Freitag, 18. November 2011

Ich kann noch nicht sterben

Welcher hier ist wohl der verschlagendste Junge? Der "ORANGE".  So wird er genannt wegen der hellen Hautfarbe und den leuchtenden Haaren. (Mitte im Bild).
Heute Vormittag war ich gerade mit Trompetenschülern beschäftigt, als der Orangene hereinstürmte und sich unter dem Tisch verstecken wollte. Draussen stand ein Mann mit einem Prügel. Ich zog den Orangen hervor und fragte ihn, warum er nicht in der Schule sei. Keck antwortete er, dass ihn die Schulleitung entlassen hätte, weil er keine Schuhe trage. Seine Füsse waren mit einer rauhen Elefantenhaut überzogen. Unsere Sekretärin rief die Schulleitung an, um sicher zu stellen, ob er lügt. Nach wenigen Minuten fuhr die kräftige Prinzipalin der Ondundu Schule heran. Sie war froh um den Anruf der Sekretärin; denn sie wollte ohnehin bei uns mit folgendem Vorschlag vorbeikommen:
Das APC sollte diejenigen Schüler und Schülerinnen aufnehmen, welche für die Staatsschulen in Tsumeb nicht mehr tragfähig sind, so wie dieser Orange, der vielleicht einmal in der Woche die Schule besucht, und wenn er dann einmal da ist, sich unmöglich benimmt und die andern Kinder zu schlagen beginnt. Einige SchulleiterInnen haben dies so besprochen, dass solche Kinder vielleicht noch über Musik und Kunst zu retten sind. Andernfalls sind sie zu Verbrechern bereits prädestiniert. Ich sagte dem Orangenen, dass er punkt 2°° im APC erscheinen soll. Niemand glaubte, dass er wirklich kommen würde.

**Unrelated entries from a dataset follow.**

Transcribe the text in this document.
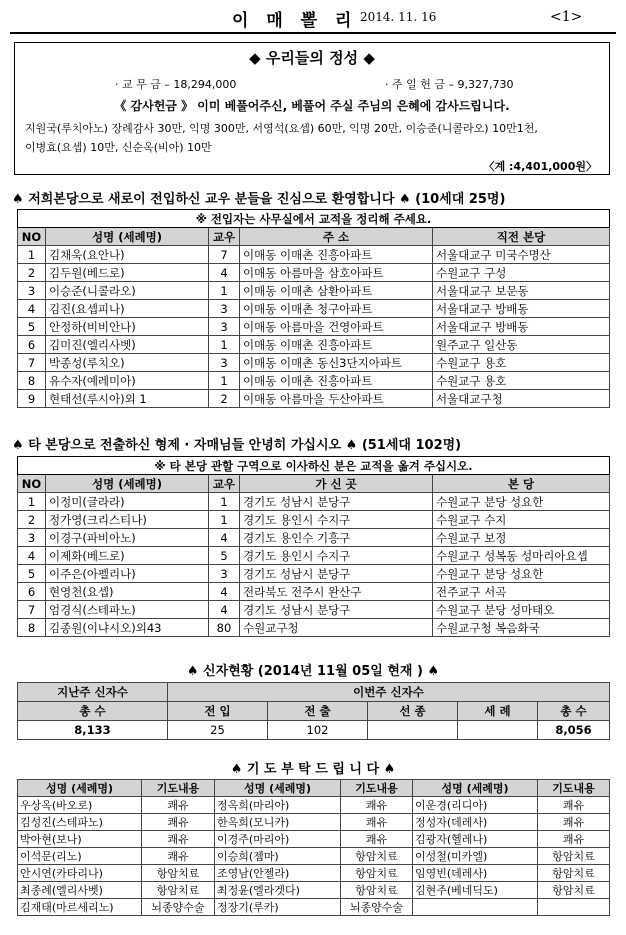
이 매 뽈 리 2014. 11. 16	<1>
◆ 우리들의 정성 ◆
· 교 무 금 – 18,294,000	· 주 일 헌 금 – 9,327,730
《 감사헌금 》 이미 베풀어주신, 베풀어 주실 주님의 은혜에 감사드립니다.
지원국(루치아노) 장례감사 30만, 익명 300만, 서영석(요셉) 60만, 익명 20만, 이승준(니콜라오) 10만1천,
이병효(요셉) 10만, 신순옥(비아) 10만
〈계 :4,401,000원〉
♠ 저희본당으로 새로이 전입하신 교우 분들을 진심으로 환영합니다 ♠ (10세대 25명)
※ 전입자는 사무실에서 교적을 정리해 주세요.				
NO	성명 (세례명)	교우	주 소	직전 본당
1	김채욱(요안나)	7	이매동 이매촌 진흥아파트	서울대교구 미국수명산
2	김두원(베드로)	4	이매동 아름마을 삼호아파트	수원교구 구성
3	이승준(니콜라오)	1	이매동 이매촌 삼환아파트	서울대교구 보문동
4	김진(요셉피나)	3	이매동 이매촌 청구아파트	서울대교구 방배동
5	안정하(비비안나)	3	이매동 아름마을 건영아파트	서울대교구 방배동
6	김미진(엘리사벳)	1	이매동 이매촌 진흥아파트	원주교구 일산동
7	박종성(루치오)	3	이매동 이매촌 동신3단지아파트	수원교구 용호
8	유수자(예레미아)	1	이매동 이매촌 진흥아파트	수원교구 용호
9	현태선(루시아)외 1	2	이매동 아름마을 두산아파트	서울대교구청
♠ 타 본당으로 전출하신 형제 · 자매님들 안녕히 가십시오 ♠ (51세대 102명)
※ 타 본당 관할 구역으로 이사하신 분은 교적을 옮겨 주십시오.				
NO	성명 (세례명)	교우	가 신 곳	본 당
1	이정미(글라라)	1	경기도 성남시 분당구	수원교구 분당 성요한
2	정가영(크리스티나)	1	경기도 용인시 수지구	수원교구 수지
3	이경구(파비아노)	4	경기도 용인수 기흥구	수원교구 보정
4	이제화(베드로)	5	경기도 용인시 수지구	수원교구 성복동 성마리아요셉
5	이주은(아펠리나)	3	경기도 성남시 분당구	수원교구 분당 성요한
6	현영천(요셉)	4	전라북도 전주시 완산구	전주교구 서곡
7	엄경식(스테파노)	4	경기도 성남시 분당구	수원교구 분당 성마태오
8	김종원(이냐시오)외43	80	수원교구청	수원교구청 복음화국
♠ 신자현황 (2014년 11월 05일 현재 ) ♠
지난주 신자수	이번주 신자수				
총 수	전 입	전 출	선 종	세 례	총 수
8,133	25	102			8,056
♠ 기 도 부 탁 드 립 니 다 ♠
성명 (세례명)	기도내용	성명 (세례명)	기도내용	성명 (세례명)	기도내용
우상옥(바오로)	쾌유	정옥희(마리아)	쾌유	이운경(리디아)	쾌유
김성진(스테파노)	쾌유	한옥희(모니카)	쾌유	정성자(데레사)	쾌유
박아현(보나)	쾌유	이경주(마리아)	쾌유	김광자(헬레나)	쾌유
이석문(리노)	쾌유	이승희(젬마)	항암치료	이성철(미카엘)	항암치료
안시연(카타리나)	항암치료	조영남(안젤라)	항암치료	임영빈(데레사)	항암치료
최종례(엘리사벳)	항암치료	최정윤(엘라겟다)	항암치료	김현주(베네딕도)	항암치료
김재태(마르세리노)	뇌종양수술	정장기(루카)	뇌종양수술		
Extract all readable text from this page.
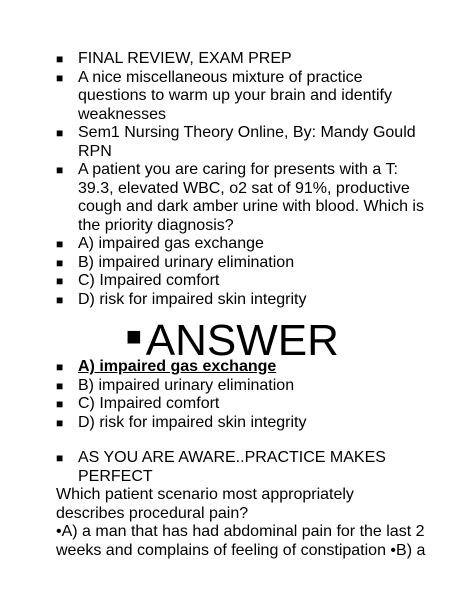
■ FINAL REVIEW, EXAM PREP
■ A nice miscellaneous mixture of practice questions to warm up your brain and identify weaknesses
■ Sem1 Nursing Theory Online, By: Mandy Gould RPN
■ A patient you are caring for presents with a T: 39.3, elevated WBC, o2 sat of 91%, productive cough and dark amber urine with blood. Which is the priority diagnosis?
■ A) impaired gas exchange
■ B) impaired urinary elimination
■ C) Impaired comfort
■ D) risk for impaired skin integrity
■ANSWER
■ A) impaired gas exchange
■ B) impaired urinary elimination
■ C) Impaired comfort
■ D) risk for impaired skin integrity
■ AS YOU ARE AWARE..PRACTICE MAKES PERFECT

Which patient scenario most appropriately describes procedural pain?

•A) a man that has had abdominal pain for the last 2 weeks and complains of feeling of constipation •B) a
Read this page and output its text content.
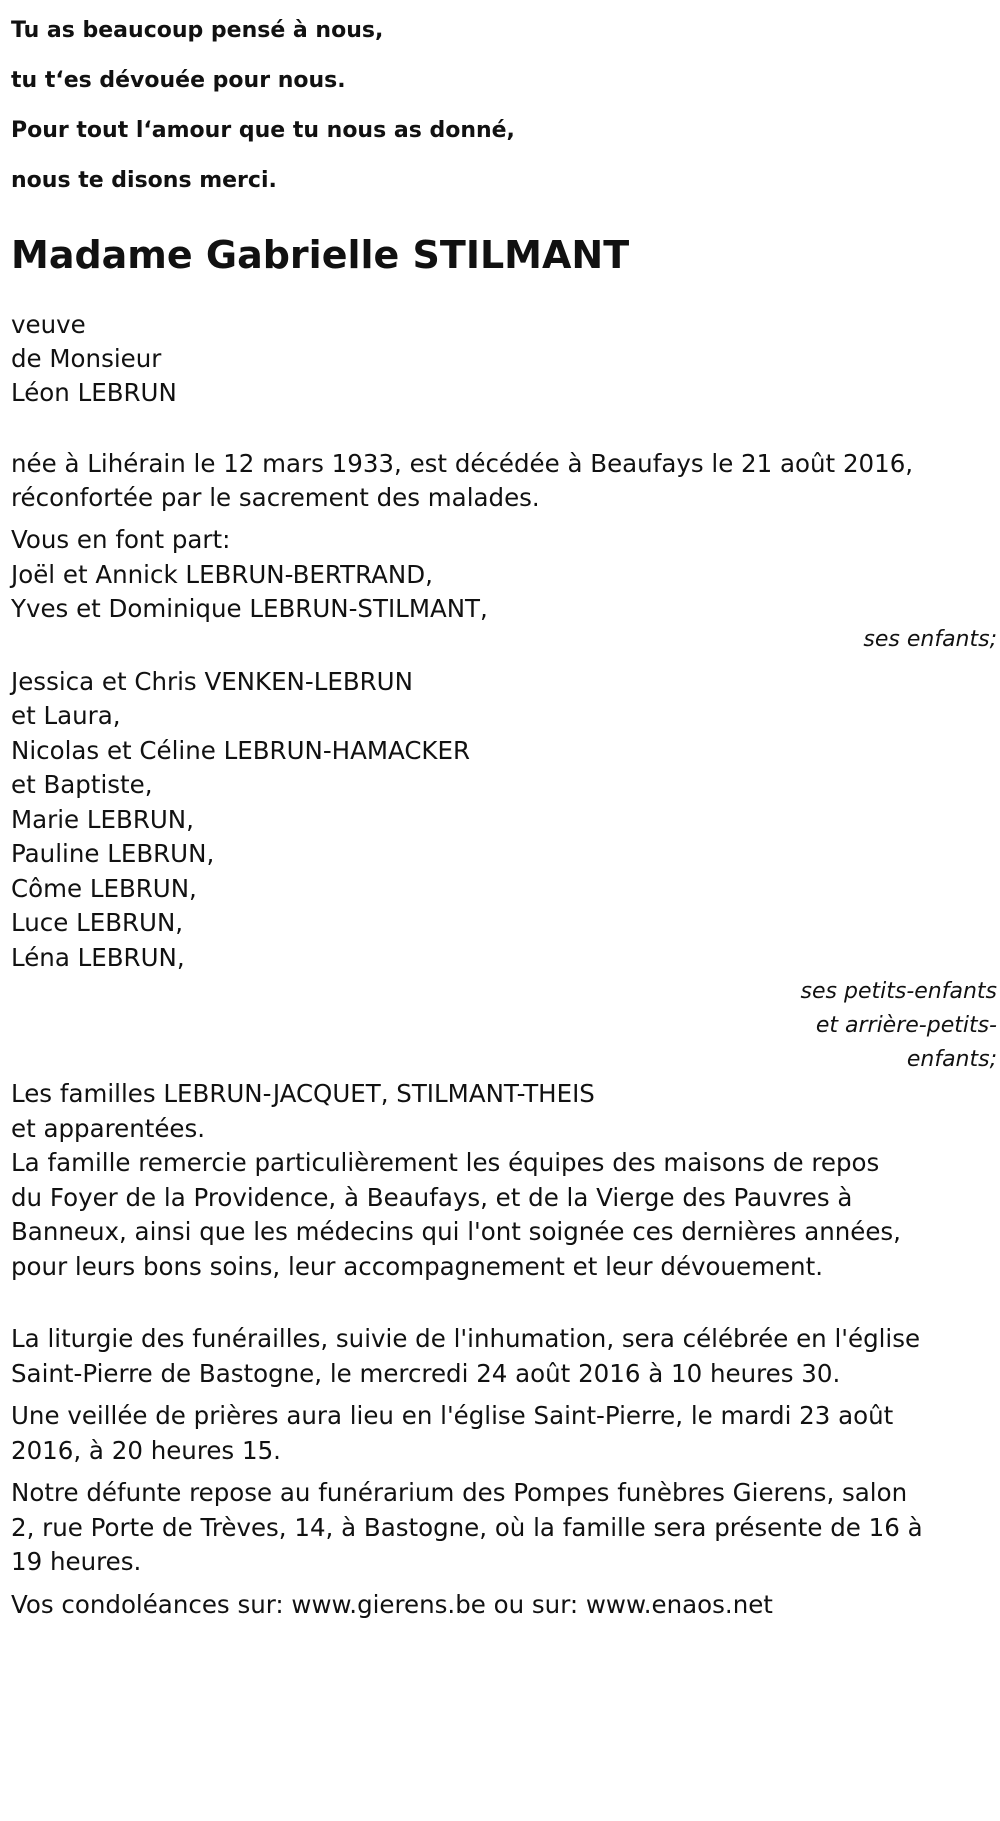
Tu as beaucoup pensé à nous,

tu t‘es dévouée pour nous.

Pour tout l‘amour que tu nous as donné,

nous te disons merci.

Madame Gabrielle STILMANT
veuve
de Monsieur
Léon LEBRUN
née à Lihérain le 12 mars 1933, est décédée à Beaufays le 21 août 2016,
réconfortée par le sacrement des malades.
Vous en font part:
Joël et Annick LEBRUN-BERTRAND,
Yves et Dominique LEBRUN-STILMANT,
ses enfants;
Jessica et Chris VENKEN-LEBRUN
et Laura,
Nicolas et Céline LEBRUN-HAMACKER
et Baptiste,
Marie LEBRUN,
Pauline LEBRUN,
Côme LEBRUN,
Luce LEBRUN,
Léna LEBRUN,
ses petits-enfants
et arrière-petits-
enfants;
Les familles LEBRUN-JACQUET, STILMANT-THEIS
et apparentées.
La famille remercie particulièrement les équipes des maisons de repos
du Foyer de la Providence, à Beaufays, et de la Vierge des Pauvres à
Banneux, ainsi que les médecins qui l'ont soignée ces dernières années,
pour leurs bons soins, leur accompagnement et leur dévouement.
La liturgie des funérailles, suivie de l'inhumation, sera célébrée en l'église
Saint-Pierre de Bastogne, le mercredi 24 août 2016 à 10 heures 30.
Une veillée de prières aura lieu en l'église Saint-Pierre, le mardi 23 août
2016, à 20 heures 15.
Notre défunte repose au funérarium des Pompes funèbres Gierens, salon
2, rue Porte de Trèves, 14, à Bastogne, où la famille sera présente de 16 à
19 heures.
Vos condoléances sur: www.gierens.be ou sur: www.enaos.net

Um 2°° erschien er. Ich schickte ihn in die Cellostunde, anschliessend zum Guitarrenlehrer, und für mich war es keine Ueberraschung, als die beiden Lehrer mir mitteilten, dass der Orangene sehr begabt und willig sei, viel zu lernen. Da knipste ich die Foto, und wenn man ihm ins Gesicht schaut, weiss man schnell, dass er ein geschickter Junge ist.
Anschliessend rannte er ganz allein über eine Stunde das blaue Labyrinth ab, und jedesmal, wenn er die Mitte erreichte, sprang er hoch und lachte laut. Es schien ihm gut zu tun, die vorgegebenen Wege abzulaufen. Am Schluss gab ich ihm noch ein Stück Brot auf den "Heimweg",  und er bedankte sich.
Namibia hat im Staatsgesetz festgelegt, dass für alle Kinder die Schulpflicht gilt.
Und nun will die Schule solche "Orangenen" , und von denen gibt es viele, dem APC übergeben.
Eine ernste Sache, die nun über den Bord (Verwaltungsrat) des APC angegangen werden muss.
An sich eine gute Sache; doch da braucht es mehr Arbeitskräfte, und wer will sie ausbilden? Aber noch schwieriger:Wer kann sie bezahlen?
Da kann ich leider noch nicht ans Sterben denken; denn sonst würde meine AHV  dahinfallen, und viele Kinder müssten wieder zurück auf die Trottoirs zu den Abfallkübeln, die manchmal etwas Essbares enthalten.
Am Sonntag wird der Board seine Sitzung halten. Gut, da werde ich die Sache vorbringen.